Why do I have to do the research and pre-shopping for a digital camera for my mother? I have already spent a month on this, found someone selling a new, in-the-box, camera exactly like Lin’s (which she liked a lot) on Amazon for just the right price, but she refuses to order it now because she read on article in the newspaper saying that some people have been getting ripped off on camera sales at eBay. Yeah, well Amazon Marketplace isn’t eBay, and when someone has several years and thousands of very positive feedbacks, and you are buying through Amazon, your chances of getting screwed are about zero. But no … she won’t trust my word that if she wants that camera she should order it now.
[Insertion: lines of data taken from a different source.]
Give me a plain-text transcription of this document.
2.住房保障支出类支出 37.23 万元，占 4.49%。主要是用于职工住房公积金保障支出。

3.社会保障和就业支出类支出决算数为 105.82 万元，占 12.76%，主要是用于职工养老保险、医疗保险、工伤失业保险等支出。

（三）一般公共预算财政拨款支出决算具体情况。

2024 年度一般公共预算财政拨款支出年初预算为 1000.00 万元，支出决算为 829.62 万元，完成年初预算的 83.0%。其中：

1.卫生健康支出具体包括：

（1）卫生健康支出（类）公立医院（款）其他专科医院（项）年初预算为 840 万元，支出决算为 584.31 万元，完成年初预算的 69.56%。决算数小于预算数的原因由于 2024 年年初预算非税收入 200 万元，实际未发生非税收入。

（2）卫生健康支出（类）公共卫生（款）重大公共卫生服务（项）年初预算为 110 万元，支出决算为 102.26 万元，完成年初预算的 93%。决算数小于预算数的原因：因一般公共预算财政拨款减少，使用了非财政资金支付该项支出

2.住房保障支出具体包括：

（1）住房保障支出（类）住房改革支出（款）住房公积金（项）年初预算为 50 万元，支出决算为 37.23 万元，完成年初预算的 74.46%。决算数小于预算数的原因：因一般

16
Well since she won’t, and I want one just like it, I am going to order it for myself (provided it’s still there when I have the spare money).
So now she wants me to research new models of Olympus cameras for her. She’s not going to find one for $150, that much I can tell you, and she doesn’t want to spend any more than that. The bottom line isn’t that she is afraid she’ll get screwed, because I told her if somehow she managed to get screwed by the seller, I would personally handle the issue with Amazon and the seller myself. No, it’s that she always has to have something better than what we have … unless we suggest it (like my recent suggestion that she replace her ancient computer with a Mac Mini). I’m not inspired to do her shopping for her. For heaven’s sake, walk into any store that sells digital cameras, look at them, read what they do, determine if it does what you want it to do, decide if the price is right and freaking buy it. She already knows she wants an Olympus, because they are good cameras, so half the research battle is done. Pick the one you like and press on.
But this is what I get for calling to ask her where my dad’s parents were living in 1930. One day I will learn to email her with these questions and wait the week or two it will take her to write back. Ugh.